UCSF MAY DO ANOTHER ROUND OF “FIRE HAZARD REDUCTION”
Chief Joanna Hayes-White praised UCSF for the “fire safety” work 2 years ago, and they said they would be reviewing it this fall. She talked about defensible space and fuel reduction.
UCSF’s fire marshall, Curtis Itson, emphasized that UCSF has a commitment to keep buildings, visitors, and nearby neighborhoods safe.
In comments, we pointed out that given the fog and the way the vegetation trapped moisture, we needed to be careful that we did not increase fire hazard by reducing the forest’s ability to retain moisture.
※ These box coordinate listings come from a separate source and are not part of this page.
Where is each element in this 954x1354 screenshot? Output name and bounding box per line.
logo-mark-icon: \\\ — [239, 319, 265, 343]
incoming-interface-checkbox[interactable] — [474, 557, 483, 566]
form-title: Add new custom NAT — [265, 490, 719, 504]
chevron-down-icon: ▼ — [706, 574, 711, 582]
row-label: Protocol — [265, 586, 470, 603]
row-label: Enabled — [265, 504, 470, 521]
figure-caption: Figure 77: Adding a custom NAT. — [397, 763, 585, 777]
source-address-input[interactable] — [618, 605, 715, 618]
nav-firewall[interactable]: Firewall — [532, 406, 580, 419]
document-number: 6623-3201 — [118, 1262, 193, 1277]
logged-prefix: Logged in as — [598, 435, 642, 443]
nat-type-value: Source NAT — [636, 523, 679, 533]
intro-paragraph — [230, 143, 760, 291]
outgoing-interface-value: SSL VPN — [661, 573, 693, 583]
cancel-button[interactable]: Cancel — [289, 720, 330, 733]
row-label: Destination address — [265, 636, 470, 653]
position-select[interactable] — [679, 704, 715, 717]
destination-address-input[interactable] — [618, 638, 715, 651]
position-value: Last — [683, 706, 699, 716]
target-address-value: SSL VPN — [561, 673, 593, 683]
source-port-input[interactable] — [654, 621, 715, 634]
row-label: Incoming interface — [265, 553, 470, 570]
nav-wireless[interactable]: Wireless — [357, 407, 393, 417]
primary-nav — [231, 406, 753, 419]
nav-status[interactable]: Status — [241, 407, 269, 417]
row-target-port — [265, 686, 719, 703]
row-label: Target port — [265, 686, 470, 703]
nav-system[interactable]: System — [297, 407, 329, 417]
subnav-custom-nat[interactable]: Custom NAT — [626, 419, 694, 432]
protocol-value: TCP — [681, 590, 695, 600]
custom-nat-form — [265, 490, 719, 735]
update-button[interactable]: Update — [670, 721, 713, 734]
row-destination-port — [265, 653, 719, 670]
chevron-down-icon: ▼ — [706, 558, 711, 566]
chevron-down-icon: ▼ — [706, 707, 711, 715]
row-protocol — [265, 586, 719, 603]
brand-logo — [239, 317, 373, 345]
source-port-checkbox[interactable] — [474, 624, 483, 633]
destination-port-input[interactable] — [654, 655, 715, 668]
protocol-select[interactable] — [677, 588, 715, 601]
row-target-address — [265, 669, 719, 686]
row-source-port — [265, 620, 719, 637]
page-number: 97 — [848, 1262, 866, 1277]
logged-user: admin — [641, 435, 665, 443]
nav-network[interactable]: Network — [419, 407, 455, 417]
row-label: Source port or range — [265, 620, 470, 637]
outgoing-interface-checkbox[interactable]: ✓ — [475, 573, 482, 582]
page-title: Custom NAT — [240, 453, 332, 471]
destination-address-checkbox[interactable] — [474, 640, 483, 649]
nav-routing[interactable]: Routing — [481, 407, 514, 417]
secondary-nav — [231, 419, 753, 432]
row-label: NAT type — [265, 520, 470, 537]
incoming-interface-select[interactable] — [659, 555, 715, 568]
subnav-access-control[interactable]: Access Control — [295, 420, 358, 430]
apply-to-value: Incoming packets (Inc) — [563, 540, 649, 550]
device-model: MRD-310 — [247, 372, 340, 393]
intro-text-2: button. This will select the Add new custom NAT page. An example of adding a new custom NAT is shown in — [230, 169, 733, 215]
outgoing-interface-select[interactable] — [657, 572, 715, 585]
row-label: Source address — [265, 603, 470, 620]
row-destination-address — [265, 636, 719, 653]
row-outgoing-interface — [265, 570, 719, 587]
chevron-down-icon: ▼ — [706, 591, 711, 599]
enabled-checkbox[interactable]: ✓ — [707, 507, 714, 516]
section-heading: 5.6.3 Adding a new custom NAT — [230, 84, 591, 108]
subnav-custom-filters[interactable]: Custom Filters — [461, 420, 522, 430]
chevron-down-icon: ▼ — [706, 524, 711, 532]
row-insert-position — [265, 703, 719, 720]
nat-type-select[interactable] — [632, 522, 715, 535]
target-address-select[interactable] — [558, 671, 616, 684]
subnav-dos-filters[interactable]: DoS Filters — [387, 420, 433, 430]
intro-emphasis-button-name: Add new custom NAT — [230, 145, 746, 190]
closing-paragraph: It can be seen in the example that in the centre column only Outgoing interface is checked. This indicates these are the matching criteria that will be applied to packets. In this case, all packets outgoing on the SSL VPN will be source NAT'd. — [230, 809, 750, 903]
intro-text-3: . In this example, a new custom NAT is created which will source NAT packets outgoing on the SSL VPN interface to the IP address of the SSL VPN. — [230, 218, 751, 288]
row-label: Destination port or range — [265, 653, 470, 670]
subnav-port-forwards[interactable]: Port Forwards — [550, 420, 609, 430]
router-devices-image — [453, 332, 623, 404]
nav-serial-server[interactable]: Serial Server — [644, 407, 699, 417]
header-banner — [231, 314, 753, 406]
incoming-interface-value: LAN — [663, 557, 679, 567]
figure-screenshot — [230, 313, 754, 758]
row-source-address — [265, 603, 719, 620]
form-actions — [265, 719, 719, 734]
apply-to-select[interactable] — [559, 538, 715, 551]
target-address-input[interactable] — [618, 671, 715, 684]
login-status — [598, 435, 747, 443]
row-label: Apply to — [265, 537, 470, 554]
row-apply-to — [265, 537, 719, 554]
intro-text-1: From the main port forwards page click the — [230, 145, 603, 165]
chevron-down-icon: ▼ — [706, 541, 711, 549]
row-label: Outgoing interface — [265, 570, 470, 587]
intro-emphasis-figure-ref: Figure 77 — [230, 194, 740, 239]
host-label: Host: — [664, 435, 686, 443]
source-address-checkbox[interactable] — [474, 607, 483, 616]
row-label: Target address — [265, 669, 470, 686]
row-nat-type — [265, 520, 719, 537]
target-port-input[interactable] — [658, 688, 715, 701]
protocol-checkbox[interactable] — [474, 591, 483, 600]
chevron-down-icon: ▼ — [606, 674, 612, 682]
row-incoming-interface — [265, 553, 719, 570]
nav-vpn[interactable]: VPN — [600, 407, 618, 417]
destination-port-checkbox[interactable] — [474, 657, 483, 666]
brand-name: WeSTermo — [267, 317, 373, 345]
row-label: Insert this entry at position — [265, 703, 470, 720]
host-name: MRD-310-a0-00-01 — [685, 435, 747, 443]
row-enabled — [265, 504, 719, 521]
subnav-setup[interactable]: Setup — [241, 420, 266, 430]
More important public comments:
- In the parks and Golden Gate National Recreation Area, native plant interests are felling trees and substituting more-flammable native plants for fire-resistant non-natives like trees and ice-plant. These landscape transformations increase fire hazard.
- Trees are a lot less flammable than the myths say. In the parks, trees are felled and left on the ground as fuel, while toxic herbicides are in use. SFRPD’s forest management needs improvement.
- Someone talked about dying trees as fire hazards along O’Shaughnessy, and a singer sang that it would be alright.